CHAPITRE 1. LE CRIME D'AGRESSION : ETUDE COMPARATIVE DE
LA RESOLUTION 3314 (XXIX) ET DU STATUT DE ROME REVISE
La méthode comparative doit, pour être valide,
fournir des renseignements qui portent sur des phénomènes ou des
situations comparables22. Dans le cas d'espèce, il s'agit de
comparer deux instruments juridiques, en vigueur en droit international,
à savoir la Résolution 3314 (XXIX) de l'Assemblée
générale de l'ONU (Section 2) et le Statut de Rome
révisé (Section 3) qui, tous, consacrent une définition du
crime d'agression,
Cependant, est-il utile, dans le cadre de ce chapitre, de
donner sommairement l'historique et l'évolution de la tendance vers
l'incrimination de l'agression pour l'appréhension de la
définition de l'agression consacrée dans ces deux instruments
(Section 1).
Section 1. APERÇU HISTORIQUE DE LA DEMARCHE
TENDANT A
INCRIMINER L'AGRESSION
Le Pacte de la SdN se contentait d'interdire les guerres
d'agression et celles déclarées à un Etat se conformant
à une décision arbitrale ou juridictionnelle ou encore à
une recommandation figurant dans un rapport du Conseil de la SdN23.
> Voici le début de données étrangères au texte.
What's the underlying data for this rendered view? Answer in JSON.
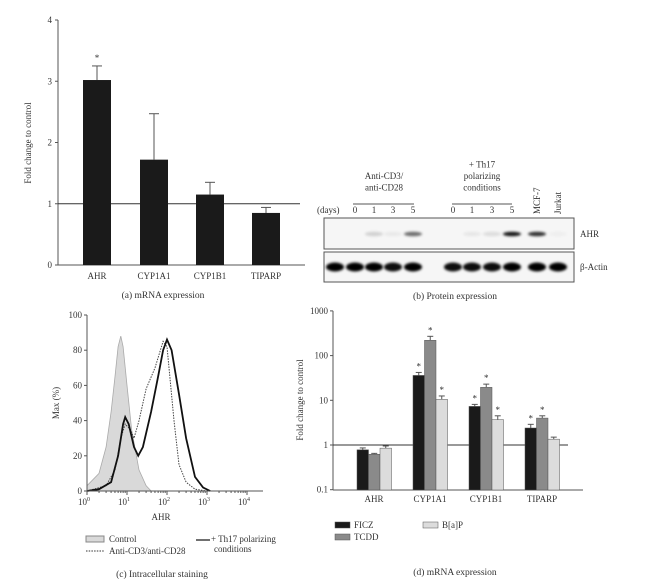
{
  "chart_data": [
    {
      "id": "a",
      "type": "bar",
      "caption": "(a) mRNA expression",
      "ylabel": "Fold change to control",
      "ylim": [
        0,
        4
      ],
      "yticks": [
        "0",
        "1",
        "2",
        "3",
        "4"
      ],
      "reference_line": 1,
      "categories": [
        "AHR",
        "CYP1A1",
        "CYP1B1",
        "TIPARP"
      ],
      "values": [
        3.02,
        1.72,
        1.15,
        0.85
      ],
      "errors": [
        0.23,
        0.75,
        0.2,
        0.09
      ],
      "significance": [
        "*",
        "",
        "",
        ""
      ],
      "bar_color": "#1a1a1a"
    },
    {
      "id": "b",
      "type": "western-blot",
      "caption": "(b) Protein expression",
      "days_label": "(days)",
      "groups": [
        {
          "label_lines": [
            "Anti-CD3/",
            "anti-CD28"
          ],
          "days": [
            "0",
            "1",
            "3",
            "5"
          ]
        },
        {
          "label_lines": [
            "+ Th17",
            "polarizing",
            "conditions"
          ],
          "days": [
            "0",
            "1",
            "3",
            "5"
          ]
        }
      ],
      "controls": [
        "MCF-7",
        "Jurkat"
      ],
      "rows": [
        {
          "label": "AHR",
          "band_intensity": [
            0,
            0.15,
            0.05,
            0.55,
            0,
            0.06,
            0.1,
            0.9,
            0.8,
            0.03
          ]
        },
        {
          "label": "β-Actin",
          "band_intensity": [
            1,
            1,
            0.95,
            1,
            0.95,
            0.95,
            0.95,
            1,
            1,
            1
          ]
        }
      ],
      "extra_left_lane": {
        "AHR": 0,
        "β-Actin": 1
      }
    },
    {
      "id": "c",
      "type": "line",
      "caption": "(c) Intracellular staining",
      "xlabel": "AHR",
      "ylabel": "Max (%)",
      "xscale": "log",
      "xlim": [
        1,
        20000
      ],
      "ylim": [
        0,
        100
      ],
      "xticks": [
        {
          "base": "10",
          "exp": "0"
        },
        {
          "base": "10",
          "exp": "1"
        },
        {
          "base": "10",
          "exp": "2"
        },
        {
          "base": "10",
          "exp": "3"
        },
        {
          "base": "10",
          "exp": "4"
        }
      ],
      "yticks": [
        "0",
        "20",
        "40",
        "60",
        "80",
        "100"
      ],
      "series": [
        {
          "name": "Control",
          "style": "filled",
          "color": "#d9d9d9",
          "points": [
            [
              1,
              3
            ],
            [
              2,
              10
            ],
            [
              3,
              25
            ],
            [
              4,
              45
            ],
            [
              5,
              65
            ],
            [
              6,
              82
            ],
            [
              7,
              88
            ],
            [
              8,
              82
            ],
            [
              10,
              60
            ],
            [
              13,
              35
            ],
            [
              20,
              12
            ],
            [
              30,
              3
            ],
            [
              40,
              0
            ]
          ]
        },
        {
          "name": "Anti-CD3/anti-CD28",
          "style": "dotted",
          "color": "#444444",
          "points": [
            [
              1,
              0
            ],
            [
              3,
              3
            ],
            [
              5,
              12
            ],
            [
              7,
              30
            ],
            [
              9,
              38
            ],
            [
              12,
              35
            ],
            [
              15,
              30
            ],
            [
              20,
              40
            ],
            [
              30,
              58
            ],
            [
              50,
              70
            ],
            [
              80,
              85
            ],
            [
              100,
              82
            ],
            [
              150,
              40
            ],
            [
              200,
              15
            ],
            [
              300,
              5
            ],
            [
              500,
              1
            ],
            [
              1000,
              0
            ]
          ]
        },
        {
          "name": "+ Th17 polarizing conditions",
          "legend_lines": [
            "+ Th17 polarizing",
            "conditions"
          ],
          "style": "solid",
          "color": "#111111",
          "points": [
            [
              1,
              0
            ],
            [
              2,
              1
            ],
            [
              4,
              5
            ],
            [
              6,
              20
            ],
            [
              8,
              38
            ],
            [
              9,
              42
            ],
            [
              11,
              38
            ],
            [
              15,
              25
            ],
            [
              19,
              20
            ],
            [
              25,
              25
            ],
            [
              40,
              45
            ],
            [
              60,
              65
            ],
            [
              80,
              80
            ],
            [
              100,
              86
            ],
            [
              130,
              80
            ],
            [
              200,
              55
            ],
            [
              300,
              30
            ],
            [
              500,
              8
            ],
            [
              800,
              2
            ],
            [
              1200,
              0
            ]
          ]
        }
      ],
      "legend_placement": "bottom"
    },
    {
      "id": "d",
      "type": "bar",
      "caption": "(d) mRNA expression",
      "ylabel": "Fold change to control",
      "yscale": "log",
      "ylim": [
        0.1,
        1000
      ],
      "yticks": [
        "0.1",
        "1",
        "10",
        "100",
        "1000"
      ],
      "reference_line": 1,
      "categories": [
        "AHR",
        "CYP1A1",
        "CYP1B1",
        "TIPARP"
      ],
      "series": [
        {
          "name": "FICZ",
          "color": "#1a1a1a",
          "values": [
            0.78,
            36,
            7.3,
            2.4
          ],
          "errors": [
            0.08,
            6,
            0.8,
            0.5
          ],
          "significance": [
            "",
            "*",
            "*",
            "*"
          ]
        },
        {
          "name": "TCDD",
          "color": "#8a8a8a",
          "values": [
            0.62,
            220,
            19.5,
            4.0
          ],
          "errors": [
            0.03,
            50,
            3.5,
            0.5
          ],
          "significance": [
            "",
            "*",
            "*",
            "*"
          ]
        },
        {
          "name": "B[a]P",
          "color": "#dcdcdc",
          "values": [
            0.85,
            10.5,
            3.7,
            1.35
          ],
          "errors": [
            0.1,
            2,
            0.8,
            0.15
          ],
          "significance": [
            "",
            "*",
            "*",
            ""
          ]
        }
      ],
      "legend_placement": "bottom-left"
    }
  ]
}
Le recours à la guerre ne faisait pas objet d'une interdiction totale
dans le système de la Société des Nations (§1).
Néanmoins, le traité de Versailles de 1919 comme, plus tard,
l'Accord de Londres de 1945 ont marqué une démarche tendant
à incriminer l'agression (§2).
§1. L'agression dans le système de la
Société des Nations
Lors de la fondation de la Société des Nations,
en 1919, l'agression était une conception juridique nouvelle. Ceci est
vrai dans la mesure où l'acception de l'agression en soi
échappait à la réalité juridique de cette
période. Néanmoins, plusieurs tentatives d'établir une
définition d'agression ont eu lieu, malheureusement handicapées
par le rejet du Traité de Versailles par certaines grandes
puissances24, dont les Etats-Unis d'Amérique.
Les lignes qui suivent montreront la manière dont le
système de sécurité collective était conçu
dans le Pacte de la SdN (a) et dans le Pacte Briand-Kellog (b).
22 A. NYALUMA, Notes de Cours d'Initiation
à la recherche scientifique, UCB, Fac. Droit, G2, 2013-2014,
inédit, p. 36.
23 V. M. METANGMO, Op. cit., p. 22.
24T. FURAHA, Op. cit., p. 2.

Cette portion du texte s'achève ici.